Abstract: The eukaryotic translation initiation factor eIF4E acts in the nuclear export and translation of a subset of mRNAs. Both of these functions contribute to its oncogenic potential. While the biochemical mechanisms that underlie translation are relatively well understood, the molecular basis for eIF4E's role in mRNA export remains largely unexplored. To date, over 3000 transcripts, many encoding oncoproteins, were identified as potential nuclear eIF4E export targets. These target RNAs typically contain a ∼50-nucleotide eIF4E sensitivity element (4ESE) in the 3' UTR and a 7-methylguanosine cap on the 5' end. While eIF4E associates with the cap, an unknown factor recognizes the 4ESE element. We previously identified cofactors that functionally interacted with eIF4E in mammalian cell nuclei including the leucine-rich pentatricopeptide repeat protein LRPPRC and the export receptor CRM1/XPO1. LRPPRC simultaneously interacts with both eIF4E bound to the 5' mRNA cap and the 4ESE element in the 3' UTR. In this way, LRPPRC serves as a specificity factor to recruit 4ESE-containing RNAs within the nucleus. Further, we show that CRM1 directly binds LRPPRC likely acting as the export receptor for the LRPPRC-eIF4E-4ESE RNA complex. We also found that Importin 8, the nuclear importer for cap-free eIF4E, imports RNA-free LRPPRC, potentially providing both coordinated nuclear recycling of the export machinery and an important surveillance mechanism to prevent futile export cycles. Our studies provide the first biochemical framework for the eIF4E-dependent mRNA export pathway.

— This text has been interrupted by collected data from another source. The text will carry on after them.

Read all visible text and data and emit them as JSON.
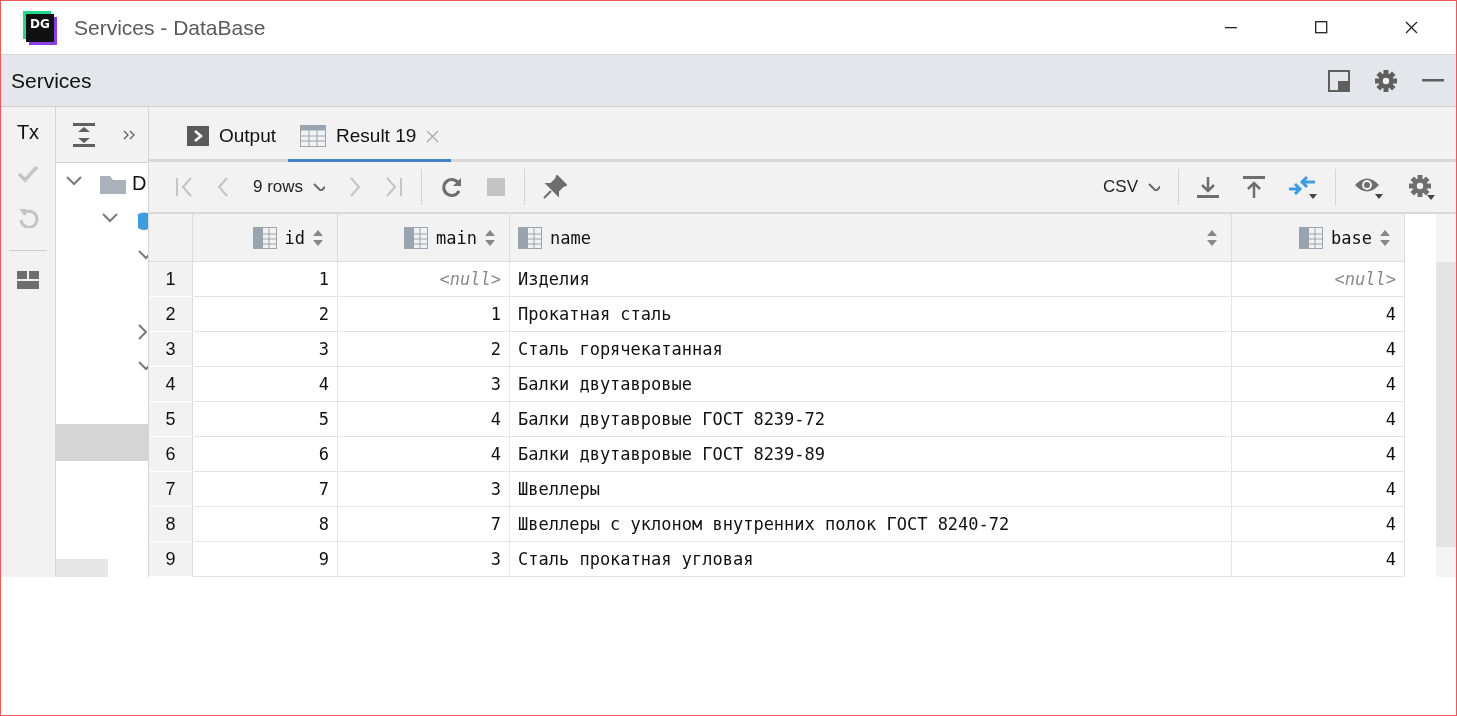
{
  "window": {
    "title": "Services - DataBase",
    "logo_text": "DG"
  },
  "tool_window": {
    "title": "Services"
  },
  "side_toolbar": [
    {
      "kind": "tx",
      "label": "Tx",
      "disabled": false
    },
    {
      "kind": "commit",
      "disabled": true
    },
    {
      "kind": "rollback",
      "disabled": true
    },
    {
      "kind": "layout",
      "disabled": false
    }
  ],
  "tree": {
    "items": [
      {
        "kind": "folder",
        "label": "D",
        "expanded": true,
        "selected": false,
        "children": [
          {
            "kind": "database",
            "expanded": true,
            "selected": false,
            "children": [
              {
                "expanded": true,
                "selected": false,
                "children": [
                  {
                    "selected": false
                  }
                ]
              },
              {
                "expanded": false,
                "selected": false
              },
              {
                "expanded": true,
                "selected": false,
                "children": [
                  {
                    "selected": false
                  },
                  {
                    "selected": true
                  }
                ]
              }
            ]
          }
        ]
      }
    ]
  },
  "tabs": [
    {
      "kind": "console",
      "label": "Output",
      "selected": false,
      "closable": false
    },
    {
      "kind": "table",
      "label": "Result 19",
      "selected": true,
      "closable": true
    }
  ],
  "toolbar": {
    "rows": "9 rows",
    "format": "CSV"
  },
  "table": {
    "columns": [
      {
        "name": "id",
        "kind": "number"
      },
      {
        "name": "main",
        "kind": "number"
      },
      {
        "name": "name",
        "kind": "text"
      },
      {
        "name": "base",
        "kind": "number"
      }
    ],
    "rows": [
      {
        "num": "1",
        "cells": [
          {
            "text": "1",
            "null": false
          },
          {
            "text": "<null>",
            "null": true
          },
          {
            "text": "Изделия",
            "null": false
          },
          {
            "text": "<null>",
            "null": true
          }
        ]
      },
      {
        "num": "2",
        "cells": [
          {
            "text": "2",
            "null": false
          },
          {
            "text": "1",
            "null": false
          },
          {
            "text": "Прокатная сталь",
            "null": false
          },
          {
            "text": "4",
            "null": false
          }
        ]
      },
      {
        "num": "3",
        "cells": [
          {
            "text": "3",
            "null": false
          },
          {
            "text": "2",
            "null": false
          },
          {
            "text": "Сталь горячекатанная",
            "null": false
          },
          {
            "text": "4",
            "null": false
          }
        ]
      },
      {
        "num": "4",
        "cells": [
          {
            "text": "4",
            "null": false
          },
          {
            "text": "3",
            "null": false
          },
          {
            "text": "Балки двутавровые",
            "null": false
          },
          {
            "text": "4",
            "null": false
          }
        ]
      },
      {
        "num": "5",
        "cells": [
          {
            "text": "5",
            "null": false
          },
          {
            "text": "4",
            "null": false
          },
          {
            "text": "Балки двутавровые ГОСТ 8239-72",
            "null": false
          },
          {
            "text": "4",
            "null": false
          }
        ]
      },
      {
        "num": "6",
        "cells": [
          {
            "text": "6",
            "null": false
          },
          {
            "text": "4",
            "null": false
          },
          {
            "text": "Балки двутавровые ГОСТ 8239-89",
            "null": false
          },
          {
            "text": "4",
            "null": false
          }
        ]
      },
      {
        "num": "7",
        "cells": [
          {
            "text": "7",
            "null": false
          },
          {
            "text": "3",
            "null": false
          },
          {
            "text": "Швеллеры",
            "null": false
          },
          {
            "text": "4",
            "null": false
          }
        ]
      },
      {
        "num": "8",
        "cells": [
          {
            "text": "8",
            "null": false
          },
          {
            "text": "7",
            "null": false
          },
          {
            "text": "Швеллеры с уклоном внутренних полок ГОСТ 8240-72",
            "null": false
          },
          {
            "text": "4",
            "null": false
          }
        ]
      },
      {
        "num": "9",
        "cells": [
          {
            "text": "9",
            "null": false
          },
          {
            "text": "3",
            "null": false
          },
          {
            "text": "Сталь прокатная угловая",
            "null": false
          },
          {
            "text": "4",
            "null": false
          }
        ]
      }
    ]
  }
}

Abstract: Regulation of nuclear-cytoplasmic trafficking of oncoproteins is critical for growth homeostasis. Dysregulated trafficking contributes to malignancy, whereas understanding the process can reveal unique therapeutic opportunities. Here, we focus on eukaryotic translation initiation factor 4E (eIF4E), a prooncogenic protein highly elevated in many cancers, including acute myeloid leukemia (AML). Typically, eIF4E is localized to both the nucleus and cytoplasm, where it acts in export and translation of specific methyl 7-guanosine (m7G)–capped mRNAs, respectively. Nuclear accumulation of eIF4E in patients who have AML is correlated with increased eIF4E-dependent export of transcripts encoding oncoproteins. The subcellular localization of eIF4E closely correlates with patients’ responses. During clinical responses to the m7G-cap competitor ribavirin, eIF4E is mainly cytoplasmic. At relapse, eIF4E reaccumulates in the nucleus, leading to elevated eIF4E-dependent mRNA export. We have identified importin 8 as a factor that directly imports eIF4E into the nucleus. We found that importin 8 is highly elevated in untreated patients with AML, leading to eIF4E nuclear accumulation. Importin 8 only imports cap-free eIF4E. Cap-dependent changes to the structure of eIF4E underpin this selectivity. Indeed, m7G cap analogs or ribavirin prevents nuclear entry of eIF4E, which mirrors the trafficking phenotypes observed in patients with AML. Our studies also suggest that nuclear entry is important for the prooncogenic activity of eIF4E, at least in this context. These findings position nuclear trafficking of eIF4E as a critical step in its regulation and position the importin 8–eIF4E complex as a novel therapeutic target.